The political consultant actually performed as promised, at least to the degree sufficient to be designated as an “agent” liable under the regulations for compliance. The candidate’s Candidate Certification listed the service provider as the mailing address for notices from the regulatory agency. The service provider’s employee represented to the regulatory agency that she represented the committee for the candidate’s election with respect to compliance. The candidate’s disclosure statements were generally delivered by hand by the service provider’s messenger. The service provider’s contacts with the regulators outnumbered those of other representatives of the candidate’s election committee.
Implications for Enforcement of Other Types of Regulatory Legislation.
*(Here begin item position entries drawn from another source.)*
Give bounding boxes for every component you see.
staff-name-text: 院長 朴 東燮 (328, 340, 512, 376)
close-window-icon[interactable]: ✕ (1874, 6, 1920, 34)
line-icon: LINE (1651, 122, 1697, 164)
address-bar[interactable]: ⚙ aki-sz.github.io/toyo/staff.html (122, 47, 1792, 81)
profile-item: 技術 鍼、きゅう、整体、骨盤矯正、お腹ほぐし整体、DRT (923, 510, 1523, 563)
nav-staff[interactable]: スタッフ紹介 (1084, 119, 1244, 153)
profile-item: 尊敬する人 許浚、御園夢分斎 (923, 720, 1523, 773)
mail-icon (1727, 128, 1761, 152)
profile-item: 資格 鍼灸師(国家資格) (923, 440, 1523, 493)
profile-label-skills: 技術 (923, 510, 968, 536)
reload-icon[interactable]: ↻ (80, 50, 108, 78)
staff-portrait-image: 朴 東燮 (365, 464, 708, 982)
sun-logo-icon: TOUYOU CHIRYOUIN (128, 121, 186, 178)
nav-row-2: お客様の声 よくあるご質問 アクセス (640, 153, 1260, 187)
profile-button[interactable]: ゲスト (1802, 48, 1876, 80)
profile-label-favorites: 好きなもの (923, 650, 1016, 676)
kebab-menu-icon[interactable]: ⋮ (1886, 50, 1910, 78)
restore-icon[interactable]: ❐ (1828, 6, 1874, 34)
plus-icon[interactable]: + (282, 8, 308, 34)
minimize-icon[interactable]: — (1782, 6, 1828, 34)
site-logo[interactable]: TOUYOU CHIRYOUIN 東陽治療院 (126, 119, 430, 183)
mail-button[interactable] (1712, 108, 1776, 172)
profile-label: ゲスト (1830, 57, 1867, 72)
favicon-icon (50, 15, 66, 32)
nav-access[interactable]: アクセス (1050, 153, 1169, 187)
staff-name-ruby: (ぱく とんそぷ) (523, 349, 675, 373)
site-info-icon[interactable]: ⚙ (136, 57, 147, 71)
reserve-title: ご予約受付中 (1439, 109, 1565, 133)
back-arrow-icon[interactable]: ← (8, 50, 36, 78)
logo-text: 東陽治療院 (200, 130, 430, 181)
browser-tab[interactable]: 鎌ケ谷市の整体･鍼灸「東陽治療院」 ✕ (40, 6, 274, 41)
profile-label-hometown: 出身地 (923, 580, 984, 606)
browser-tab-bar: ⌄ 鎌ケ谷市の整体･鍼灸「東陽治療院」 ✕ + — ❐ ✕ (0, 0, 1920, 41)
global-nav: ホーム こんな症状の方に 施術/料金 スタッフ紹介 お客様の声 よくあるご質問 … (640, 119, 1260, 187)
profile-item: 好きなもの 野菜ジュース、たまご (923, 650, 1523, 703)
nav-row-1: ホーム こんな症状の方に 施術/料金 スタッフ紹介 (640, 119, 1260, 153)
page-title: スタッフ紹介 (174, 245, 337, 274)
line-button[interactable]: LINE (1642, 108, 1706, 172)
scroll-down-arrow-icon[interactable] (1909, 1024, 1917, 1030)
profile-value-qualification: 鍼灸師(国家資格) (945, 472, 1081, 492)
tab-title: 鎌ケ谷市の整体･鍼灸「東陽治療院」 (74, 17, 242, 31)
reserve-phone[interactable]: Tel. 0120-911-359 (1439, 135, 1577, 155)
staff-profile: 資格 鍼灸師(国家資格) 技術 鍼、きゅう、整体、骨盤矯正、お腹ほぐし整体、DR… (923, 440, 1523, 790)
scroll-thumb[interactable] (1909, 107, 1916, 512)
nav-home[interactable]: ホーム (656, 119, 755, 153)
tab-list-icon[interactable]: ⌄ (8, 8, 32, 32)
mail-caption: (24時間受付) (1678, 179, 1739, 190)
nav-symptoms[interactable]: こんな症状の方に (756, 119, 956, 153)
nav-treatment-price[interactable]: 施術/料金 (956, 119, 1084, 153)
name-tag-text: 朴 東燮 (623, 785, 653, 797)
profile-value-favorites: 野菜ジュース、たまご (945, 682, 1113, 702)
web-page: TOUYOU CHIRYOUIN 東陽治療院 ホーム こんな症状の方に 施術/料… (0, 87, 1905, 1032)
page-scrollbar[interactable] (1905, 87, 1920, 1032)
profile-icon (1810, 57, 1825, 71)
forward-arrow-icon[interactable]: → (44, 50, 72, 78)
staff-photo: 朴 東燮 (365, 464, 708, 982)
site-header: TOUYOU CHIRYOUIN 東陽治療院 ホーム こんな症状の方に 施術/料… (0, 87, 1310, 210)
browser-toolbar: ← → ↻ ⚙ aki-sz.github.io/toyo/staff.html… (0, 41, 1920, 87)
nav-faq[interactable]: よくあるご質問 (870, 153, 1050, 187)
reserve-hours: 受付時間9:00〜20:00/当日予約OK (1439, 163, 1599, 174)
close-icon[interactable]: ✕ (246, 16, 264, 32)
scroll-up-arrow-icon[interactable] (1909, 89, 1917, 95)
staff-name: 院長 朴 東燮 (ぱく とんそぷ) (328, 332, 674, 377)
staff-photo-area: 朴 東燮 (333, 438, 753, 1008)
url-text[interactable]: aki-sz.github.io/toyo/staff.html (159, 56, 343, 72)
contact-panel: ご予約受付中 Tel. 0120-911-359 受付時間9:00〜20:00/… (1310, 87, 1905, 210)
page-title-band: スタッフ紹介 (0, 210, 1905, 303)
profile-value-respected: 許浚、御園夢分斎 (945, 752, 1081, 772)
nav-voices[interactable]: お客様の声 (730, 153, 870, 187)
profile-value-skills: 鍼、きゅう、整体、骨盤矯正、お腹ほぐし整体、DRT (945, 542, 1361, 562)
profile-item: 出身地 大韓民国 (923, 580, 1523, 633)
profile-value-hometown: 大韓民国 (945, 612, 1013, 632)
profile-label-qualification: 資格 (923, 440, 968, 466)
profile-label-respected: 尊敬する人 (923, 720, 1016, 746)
This decision represents an enforcement action by the governmental agency responsible for administering a regulatory law. The regulators targeted enforcement action directly against the “BPO service provider” by reason of its contractual undertakings, its actions for compliance and its direct communications with the agency. The same analysis might not apply to non-delegable compliance duties, such as these of the CEO and the CFO under the Sarbanes-Oxley Act of 2002.
Equitable Estoppel.
In this case, the court, without setting forth a theory of law, concluded that it would be inappropriate to allow a service provider to act as agent and not have the liability of an agent.
To allow any entity, that has agreed to fulfill the compliance requirements of behalf of a candidate to shoulder the blame for a candidate’s non-compliance, and then to allow that same entity to escape liability because it claims it is not an “agent” of the candidate, would not serve the purpose of the Campaign Finance Act. To accept [the service provider’s] argument would defeat the policy behind the Campaign Finance Act.
As a result, the court found that it was not “arbitrary and capricious” to impose the candidate’s penalty on the consultant, and that such an imposition did not lack a rational basis.
Lessons Learned.
By assuring compliance with laws, the service provider agrees to guarantee the result. Unlike a commitment to use “best efforts” or some other type of “efforts,” a BPO service provider’s guarantee of results implies an agreement to shoulder the fines and penalties imposed on the service provider’s customer by reason of any failure to comply.
Matter of The Advance Group v. New York City Campaign Finance Board, __ N.Y.S.__, NYLJ (Feb. 3, 2004), p. 18, cols. 3-4 (N.Y. Co. Sup. Ct. 2004), per Justice Shafer.